Wiosno trwaj jak najdłużej. Rano byłam pobiegać i gdy już wpadałam w swój rytm łapczywie rozglądałam się wokół chłonąc widoki i zatrzymując je pod zamkniętymi powiekami - falująca trawę na wietrze, kwitnące kosaćce, dzikie róże, ważkę w trawie, chmury leniwie wędrujące po niebie - kocham to.

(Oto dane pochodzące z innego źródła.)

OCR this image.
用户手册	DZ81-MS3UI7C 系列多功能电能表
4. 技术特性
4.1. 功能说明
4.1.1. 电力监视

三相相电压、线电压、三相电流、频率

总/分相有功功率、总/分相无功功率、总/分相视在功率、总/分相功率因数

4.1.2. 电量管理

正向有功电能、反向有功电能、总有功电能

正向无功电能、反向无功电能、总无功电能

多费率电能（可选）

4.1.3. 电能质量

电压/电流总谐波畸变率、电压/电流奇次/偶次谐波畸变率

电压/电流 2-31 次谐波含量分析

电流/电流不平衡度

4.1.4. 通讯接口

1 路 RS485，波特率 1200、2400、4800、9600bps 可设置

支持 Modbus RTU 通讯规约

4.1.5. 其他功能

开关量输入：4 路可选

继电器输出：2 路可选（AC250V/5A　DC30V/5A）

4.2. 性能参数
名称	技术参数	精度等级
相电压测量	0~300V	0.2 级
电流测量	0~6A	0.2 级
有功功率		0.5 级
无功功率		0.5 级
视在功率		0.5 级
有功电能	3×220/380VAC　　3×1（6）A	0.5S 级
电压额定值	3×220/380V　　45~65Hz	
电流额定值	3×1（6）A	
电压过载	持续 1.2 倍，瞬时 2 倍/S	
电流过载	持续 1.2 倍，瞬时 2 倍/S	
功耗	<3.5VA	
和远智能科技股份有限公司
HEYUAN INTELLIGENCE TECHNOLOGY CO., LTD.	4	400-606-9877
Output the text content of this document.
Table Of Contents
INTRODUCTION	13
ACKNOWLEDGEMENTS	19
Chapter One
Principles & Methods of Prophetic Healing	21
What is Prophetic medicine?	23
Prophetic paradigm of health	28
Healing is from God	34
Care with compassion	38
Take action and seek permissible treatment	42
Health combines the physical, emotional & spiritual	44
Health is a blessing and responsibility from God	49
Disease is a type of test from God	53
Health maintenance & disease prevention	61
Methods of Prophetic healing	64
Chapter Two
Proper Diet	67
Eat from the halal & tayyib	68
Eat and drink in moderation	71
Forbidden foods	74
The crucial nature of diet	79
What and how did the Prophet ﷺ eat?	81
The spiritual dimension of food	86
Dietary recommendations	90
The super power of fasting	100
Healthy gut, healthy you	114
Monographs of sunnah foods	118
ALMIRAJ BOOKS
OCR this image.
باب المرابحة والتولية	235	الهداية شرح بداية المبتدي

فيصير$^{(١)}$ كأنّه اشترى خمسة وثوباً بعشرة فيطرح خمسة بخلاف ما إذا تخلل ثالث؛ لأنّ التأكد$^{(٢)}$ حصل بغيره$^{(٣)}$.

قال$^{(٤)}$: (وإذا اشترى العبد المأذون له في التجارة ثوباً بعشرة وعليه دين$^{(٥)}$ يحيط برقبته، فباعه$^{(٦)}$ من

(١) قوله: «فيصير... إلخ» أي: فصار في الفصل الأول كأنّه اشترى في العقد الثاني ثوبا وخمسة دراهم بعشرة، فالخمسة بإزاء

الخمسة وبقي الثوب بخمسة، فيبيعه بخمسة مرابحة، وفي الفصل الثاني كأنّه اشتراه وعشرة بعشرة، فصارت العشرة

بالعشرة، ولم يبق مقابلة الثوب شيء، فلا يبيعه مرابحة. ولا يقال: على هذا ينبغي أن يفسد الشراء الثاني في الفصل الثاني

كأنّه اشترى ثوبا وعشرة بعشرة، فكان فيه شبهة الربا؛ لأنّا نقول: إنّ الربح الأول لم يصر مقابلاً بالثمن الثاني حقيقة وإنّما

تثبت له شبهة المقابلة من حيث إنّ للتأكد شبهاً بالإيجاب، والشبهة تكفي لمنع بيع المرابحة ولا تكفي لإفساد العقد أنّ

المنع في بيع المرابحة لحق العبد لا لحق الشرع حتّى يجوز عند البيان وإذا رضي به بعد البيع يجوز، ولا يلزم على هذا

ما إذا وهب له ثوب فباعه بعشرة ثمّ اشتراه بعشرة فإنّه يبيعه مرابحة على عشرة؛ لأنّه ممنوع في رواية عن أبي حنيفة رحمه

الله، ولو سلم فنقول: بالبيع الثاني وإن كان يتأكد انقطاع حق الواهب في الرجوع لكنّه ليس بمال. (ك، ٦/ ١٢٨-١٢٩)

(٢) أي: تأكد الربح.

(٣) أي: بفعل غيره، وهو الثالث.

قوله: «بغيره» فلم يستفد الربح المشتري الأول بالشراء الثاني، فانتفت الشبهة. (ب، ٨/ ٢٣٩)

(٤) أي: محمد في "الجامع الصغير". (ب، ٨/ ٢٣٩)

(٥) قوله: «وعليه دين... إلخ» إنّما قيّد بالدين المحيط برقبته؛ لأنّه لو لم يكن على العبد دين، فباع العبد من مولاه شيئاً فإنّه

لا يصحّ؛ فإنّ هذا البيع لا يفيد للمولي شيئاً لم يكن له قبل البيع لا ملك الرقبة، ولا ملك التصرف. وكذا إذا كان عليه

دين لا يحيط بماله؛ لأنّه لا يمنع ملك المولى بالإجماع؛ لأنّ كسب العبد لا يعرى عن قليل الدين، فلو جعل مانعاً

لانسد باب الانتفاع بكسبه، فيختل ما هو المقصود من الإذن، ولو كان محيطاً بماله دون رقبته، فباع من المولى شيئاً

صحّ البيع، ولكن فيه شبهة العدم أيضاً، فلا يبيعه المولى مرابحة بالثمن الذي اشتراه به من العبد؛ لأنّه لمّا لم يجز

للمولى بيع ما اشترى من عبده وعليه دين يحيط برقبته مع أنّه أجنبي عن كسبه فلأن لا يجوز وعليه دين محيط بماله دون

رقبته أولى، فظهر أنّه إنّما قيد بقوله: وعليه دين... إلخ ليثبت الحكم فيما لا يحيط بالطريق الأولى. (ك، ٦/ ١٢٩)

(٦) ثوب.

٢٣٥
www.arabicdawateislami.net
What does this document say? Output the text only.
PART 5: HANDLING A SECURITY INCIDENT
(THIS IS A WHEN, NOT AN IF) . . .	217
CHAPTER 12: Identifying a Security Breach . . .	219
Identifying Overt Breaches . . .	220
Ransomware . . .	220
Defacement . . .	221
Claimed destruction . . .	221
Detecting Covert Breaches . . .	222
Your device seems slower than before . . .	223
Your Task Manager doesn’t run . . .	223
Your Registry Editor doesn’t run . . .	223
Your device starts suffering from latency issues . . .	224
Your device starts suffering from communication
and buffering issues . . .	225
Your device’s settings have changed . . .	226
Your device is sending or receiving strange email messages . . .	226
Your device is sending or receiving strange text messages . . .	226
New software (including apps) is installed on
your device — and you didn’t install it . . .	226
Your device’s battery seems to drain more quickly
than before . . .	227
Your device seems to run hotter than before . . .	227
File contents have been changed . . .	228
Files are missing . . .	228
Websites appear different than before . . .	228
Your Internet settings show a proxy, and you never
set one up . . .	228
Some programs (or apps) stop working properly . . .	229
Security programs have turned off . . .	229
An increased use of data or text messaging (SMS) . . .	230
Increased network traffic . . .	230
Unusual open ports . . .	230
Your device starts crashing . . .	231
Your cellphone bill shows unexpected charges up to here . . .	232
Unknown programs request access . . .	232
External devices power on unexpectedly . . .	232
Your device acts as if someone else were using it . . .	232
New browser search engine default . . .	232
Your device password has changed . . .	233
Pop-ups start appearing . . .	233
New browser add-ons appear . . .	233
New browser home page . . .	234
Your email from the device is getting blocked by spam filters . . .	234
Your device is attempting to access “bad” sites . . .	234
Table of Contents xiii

Szydełkowanie też zajmuje bardzo wysoką pozycję w moim życiu i towarzyszy mi niemal codziennie, a co wynika z tej zażyłości chętnie Wam prezentuję, tym razem jest to szydełkowa torba wykonana z kordonka Kaja w wielu kolorach które w moim zamyśle miały przechodzić od najintesywniejszych do najjaśniejszych, szydełko nr. 1.0, ścieg to słupki, wielkość 40x35cm, z uszami 70cm. Największa trudnością była zamiana nitki i ukrycie węzełków i jak Wam się podoba?
To chyba ważka ?
Ula Dziergula pozdrawia Czytelników
Świetna torba! Bardzo podoba mi się to przejście od bladych do bardzo intensywnych kolorów - rzadko kiedy widuję taki efekt :) Domyślam się, że przy tak częstych zmianach kolorów nie było łatwo, ale zawsze powtarzam, że warto się pomęczyć dla efektu końcowego :) A za podszewkę podziwiam Cię jeszcze bardziej, bo ja sama chciałam kiedyś zrobić sobie torbę, ale podszewki za chiny bym nie umiała zrobić, dlatego i ten temat porzuciłam :P
OdpowiedzUsuńDziękuję, co do podszewki to czas w szkole odzieżowej nie był czasem straconym bo umiem szyć choć niezbyt lubię. 😀
UsuńTorba jest super! Samą torbę zrobiłabym bez problemu, ale wszycie podszewki jest ponad moje siły :). Pozdrawiam serdecznie!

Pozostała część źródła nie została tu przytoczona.